En Afrique du Sud, la guerre du tabac n’est plus larvée. Elle est désormais déclarée. En annonçant la possible fermeture de sa seule usine de production locale d’ici fin 2026, le géant British American Tobacco (BAT) a jeté un pavé dans la mare. Officiellement, la multinationale dit ne plus pouvoir opérer dans un pays où le marché illégal représenterait près de 75 % des ventes de cigarettes, selon ses propres estimations. Un chiffre vertigineux, qui poserait à lui seul un problème majeur de santé publique et de pertes fiscales.
Mais derrière cette menace spectaculaire de retrait industriel, le discours de BAT laisse perplexe. Car l’entreprise ne parle pas de quitter le marché sud-africain. Elle souhaite simplement cesser de produire localement pour importer ses produits. Une nuance lourde de sens, qui alimente les soupçons d’une stratégie de pression plus que d’un réel désengagement. Pour nombre d’acteurs locaux, ce conflit dépasse largement la question du commerce illicite. Il indique un bras de fer économique et réglementaire entre une multinationale et un État qui tente, tant bien que mal, de reprendre la main.
Commerce illicite ou argument commode ? Le récit de BAT sous la loupe
Pour BAT, le diagnostic est clair : le marché sud-africain du tabac serait devenu « inexistant » pour les acteurs légaux, noyé sous le flot de cigarettes de contrebande. Johnny Moloto, responsable Afrique subsaharienne du groupe, évoque un point de rupture, après des années de promesses non tenues par les autorités. Le message est simple : sans un assainissement drastique du marché, produire localement n’a plus de sens.

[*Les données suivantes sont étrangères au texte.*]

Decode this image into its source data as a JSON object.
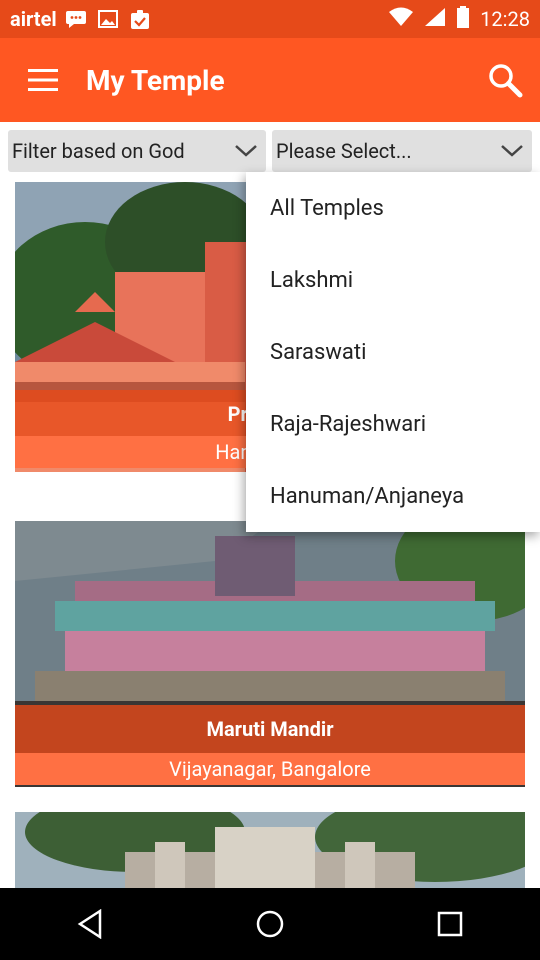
{
  "status": {
    "carrier": "airtel",
    "time": "12:28"
  },
  "appbar": {
    "title": "My Temple"
  },
  "filters": {
    "god_filter": "Filter based on God",
    "select": "Please Select..."
  },
  "dropdown": {
    "items": [
      "All Temples",
      "Lakshmi",
      "Saraswati",
      "Raja-Rajeshwari",
      "Hanuman/Anjaneya"
    ]
  },
  "cards": [
    {
      "name": "Prasanna",
      "location": "Hampinagar"
    },
    {
      "name": "Maruti Mandir",
      "location": "Vijayanagar, Bangalore"
    },
    {
      "name": "",
      "location": ""
    }
  ],
  "colors": {
    "statusbar": "#e64a19",
    "appbar": "#ff5722",
    "label": "#ff7043"
  }
}
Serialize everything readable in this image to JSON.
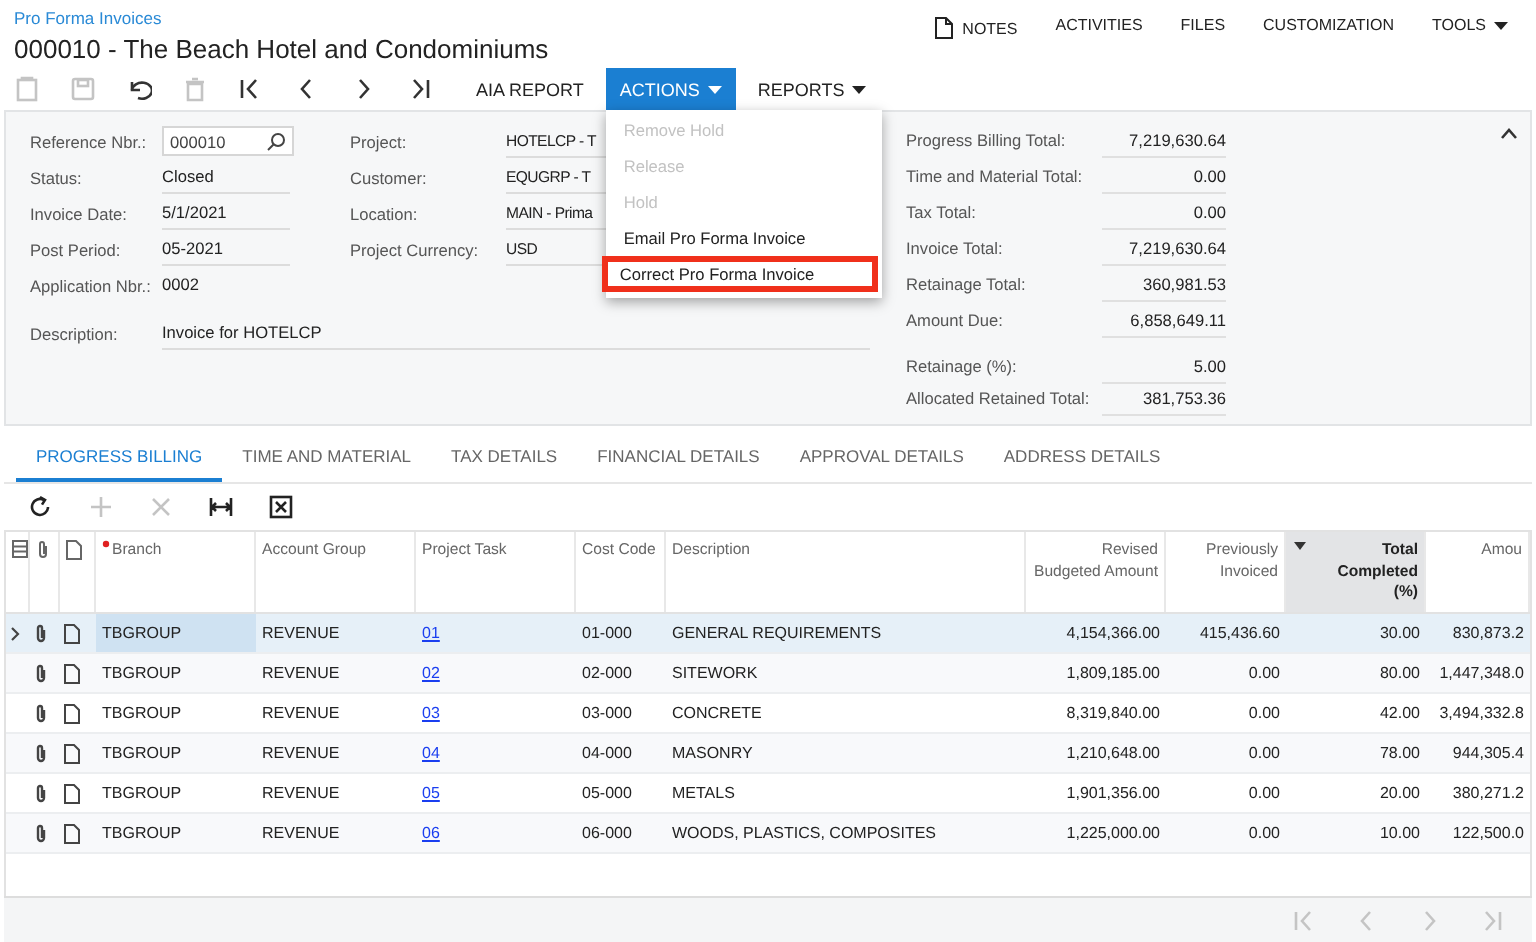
{
  "breadcrumb": "Pro Forma Invoices",
  "title": "000010 - The Beach Hotel and Condominiums",
  "top_links": [
    {
      "label": "NOTES",
      "kind": "note"
    },
    {
      "label": "ACTIVITIES",
      "kind": "plain"
    },
    {
      "label": "FILES",
      "kind": "plain"
    },
    {
      "label": "CUSTOMIZATION",
      "kind": "plain"
    },
    {
      "label": "TOOLS",
      "kind": "menu"
    }
  ],
  "toolbar": {
    "icons": [
      {
        "kind": "clipboard",
        "disabled": true
      },
      {
        "kind": "save",
        "disabled": true
      },
      {
        "kind": "undo",
        "disabled": false
      },
      {
        "kind": "delete",
        "disabled": true
      },
      {
        "kind": "first",
        "disabled": false
      },
      {
        "kind": "prev",
        "disabled": false
      },
      {
        "kind": "next",
        "disabled": false
      },
      {
        "kind": "last",
        "disabled": false
      }
    ],
    "buttons": [
      {
        "label": "AIA REPORT",
        "dropdown": false,
        "selected": false
      },
      {
        "label": "ACTIONS",
        "dropdown": true,
        "selected": true
      },
      {
        "label": "REPORTS",
        "dropdown": true,
        "selected": false
      }
    ]
  },
  "actions_menu": [
    {
      "label": "Remove Hold",
      "disabled": true,
      "highlighted": false
    },
    {
      "label": "Release",
      "disabled": true,
      "highlighted": false
    },
    {
      "label": "Hold",
      "disabled": true,
      "highlighted": false
    },
    {
      "label": "Email Pro Forma Invoice",
      "disabled": false,
      "highlighted": false
    },
    {
      "label": "Correct Pro Forma Invoice",
      "disabled": false,
      "highlighted": true
    }
  ],
  "form": {
    "left": [
      {
        "label": "Reference Nbr.:",
        "value": "000010",
        "kind": "lookup"
      },
      {
        "label": "Status:",
        "value": "Closed",
        "kind": "text"
      },
      {
        "label": "Invoice Date:",
        "value": "5/1/2021",
        "kind": "text"
      },
      {
        "label": "Post Period:",
        "value": "05-2021",
        "kind": "text"
      },
      {
        "label": "Application Nbr.:",
        "value": "0002",
        "kind": "plain"
      }
    ],
    "middle": [
      {
        "label": "Project:",
        "value": "HOTELCP - T"
      },
      {
        "label": "Customer:",
        "value": "EQUGRP - T"
      },
      {
        "label": "Location:",
        "value": "MAIN - Prima"
      },
      {
        "label": "Project Currency:",
        "value": "USD"
      }
    ],
    "description": {
      "label": "Description:",
      "value": "Invoice for HOTELCP"
    },
    "totals": [
      {
        "label": "Progress Billing Total:",
        "value": "7,219,630.64"
      },
      {
        "label": "Time and Material Total:",
        "value": "0.00"
      },
      {
        "label": "Tax Total:",
        "value": "0.00"
      },
      {
        "label": "Invoice Total:",
        "value": "7,219,630.64"
      },
      {
        "label": "Retainage Total:",
        "value": "360,981.53"
      },
      {
        "label": "Amount Due:",
        "value": "6,858,649.11"
      }
    ],
    "retainage": [
      {
        "label": "Retainage (%):",
        "value": "5.00"
      },
      {
        "label": "Allocated Retained Total:",
        "value": "381,753.36"
      }
    ]
  },
  "tabs": [
    {
      "label": "PROGRESS BILLING",
      "selected": true
    },
    {
      "label": "TIME AND MATERIAL",
      "selected": false
    },
    {
      "label": "TAX DETAILS",
      "selected": false
    },
    {
      "label": "FINANCIAL DETAILS",
      "selected": false
    },
    {
      "label": "APPROVAL DETAILS",
      "selected": false
    },
    {
      "label": "ADDRESS DETAILS",
      "selected": false
    }
  ],
  "grid_toolbar": [
    {
      "kind": "refresh",
      "disabled": false
    },
    {
      "kind": "add",
      "disabled": true
    },
    {
      "kind": "remove",
      "disabled": true
    },
    {
      "kind": "fit",
      "disabled": false
    },
    {
      "kind": "excel",
      "disabled": false
    }
  ],
  "table": {
    "columns": [
      {
        "label": "Branch",
        "required": true,
        "sorted": false
      },
      {
        "label": "Account Group",
        "required": false,
        "sorted": false
      },
      {
        "label": "Project Task",
        "required": false,
        "sorted": false
      },
      {
        "label": "Cost Code",
        "required": false,
        "sorted": false
      },
      {
        "label": "Description",
        "required": false,
        "sorted": false
      },
      {
        "label": "Revised Budgeted Amount",
        "required": false,
        "sorted": false
      },
      {
        "label": "Previously Invoiced",
        "required": false,
        "sorted": false
      },
      {
        "label": "Total Completed (%)",
        "required": false,
        "sorted": true
      },
      {
        "label": "Amou",
        "required": false,
        "sorted": false
      }
    ],
    "rows": [
      {
        "selected": true,
        "cells": [
          "TBGROUP",
          "REVENUE",
          "01",
          "01-000",
          "GENERAL REQUIREMENTS",
          "4,154,366.00",
          "415,436.60",
          "30.00",
          "830,873.2"
        ]
      },
      {
        "selected": false,
        "cells": [
          "TBGROUP",
          "REVENUE",
          "02",
          "02-000",
          "SITEWORK",
          "1,809,185.00",
          "0.00",
          "80.00",
          "1,447,348.0"
        ]
      },
      {
        "selected": false,
        "cells": [
          "TBGROUP",
          "REVENUE",
          "03",
          "03-000",
          "CONCRETE",
          "8,319,840.00",
          "0.00",
          "42.00",
          "3,494,332.8"
        ]
      },
      {
        "selected": false,
        "cells": [
          "TBGROUP",
          "REVENUE",
          "04",
          "04-000",
          "MASONRY",
          "1,210,648.00",
          "0.00",
          "78.00",
          "944,305.4"
        ]
      },
      {
        "selected": false,
        "cells": [
          "TBGROUP",
          "REVENUE",
          "05",
          "05-000",
          "METALS",
          "1,901,356.00",
          "0.00",
          "20.00",
          "380,271.2"
        ]
      },
      {
        "selected": false,
        "cells": [
          "TBGROUP",
          "REVENUE",
          "06",
          "06-000",
          "WOODS, PLASTICS, COMPOSITES",
          "1,225,000.00",
          "0.00",
          "10.00",
          "122,500.0"
        ]
      }
    ]
  }
}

Pourtant, cette narration est vivement contestée. D’abord parce que le commerce illicite n’est pas nouveau en Afrique du Sud. Il s’est notamment renforcé pendant la pandémie de Covid-19, lorsque la vente de cigarettes avait été interdite, créant un marché parallèle extrêmement structuré. Ensuite parce que BAT n’est pas un observateur neutre de cette situation. L’entreprise a elle-même longtemps été accusée, par le passé, d’entretenir des relations ambiguës avec certains réseaux informels pour préserver ses parts de marché.
Comment une entreprise peut-elle dénoncer un marché « ingouvernable » tout en souhaitant continuer à y vendre massivement ses produits ? Pour Sinen Mnguni, président de la FITA, la réponse est limpide : BAT cherche à se désengager des contraintes locales fiscales, sociales et réglementaires tout en conservant une position dominante. La fermeture de l’usine signifierait des pertes d’emplois locales, une moindre contribution industrielle, mais aussi un rapport plus distant avec les autorités sud-africaines.
Un rapport de force global : actionnaires, e-cigarettes et pression politique
Les révélations sur le rachat, par BAT, de plus de 100 000 de ses propres actions quelques jours après l’annonce de la fermeture jettent une autre lumière sur l’affaire. Pour le professeur Lekan Ayo-Yusuf, spécialiste reconnu de l’industrie du tabac, le cœur du problème n’est pas tant le commerce illicite que la protection des intérêts des actionnaires. La menace de départ serait un levier classique pour forcer l’État à négocier.
Dans cette lecture, BAT utiliserait la question des cigarettes traditionnelles pour ouvrir d’autres fronts. Le groupe est aujourd’hui leader mondial sur le marché des cigarettes électroniques, un segment en pleine expansion mais de plus en plus régulé. En mettant la pression sur Pretoria, BAT pourrait chercher à obtenir des assouplissements : exemptions fiscales, allègement des restrictions publicitaires ou cadre réglementaire plus favorable aux produits alternatifs.
Ce qui se joue ici dépasse donc largement le tabac. Il s’agit d’un rapport de force entre multinationales et États africains, sur fond de souveraineté économique. Jusqu’où un gouvernement peut-il durcir ses règles sans risquer la fuite des investisseurs ? Et à l’inverse, jusqu’où une multinationale peut-elle instrumentaliser les failles d’un marché pour dicter ses conditions ?
Derrière les discours alarmistes de British American Tobacco, se dessine une stratégie bien rodée, où la menace industrielle devient un outil de négociation. Reste à savoir si Pretoria cédera à la pression ou choisira de renforcer sa régulation, quitte à affronter un colosse économique. Car au bout du compte, la vraie question n’est pas de savoir qui contrôle le marché du tabac, mais qui écrit les règles du jeu en Afrique : les gouvernements élus ou les multinationales les plus puissantes.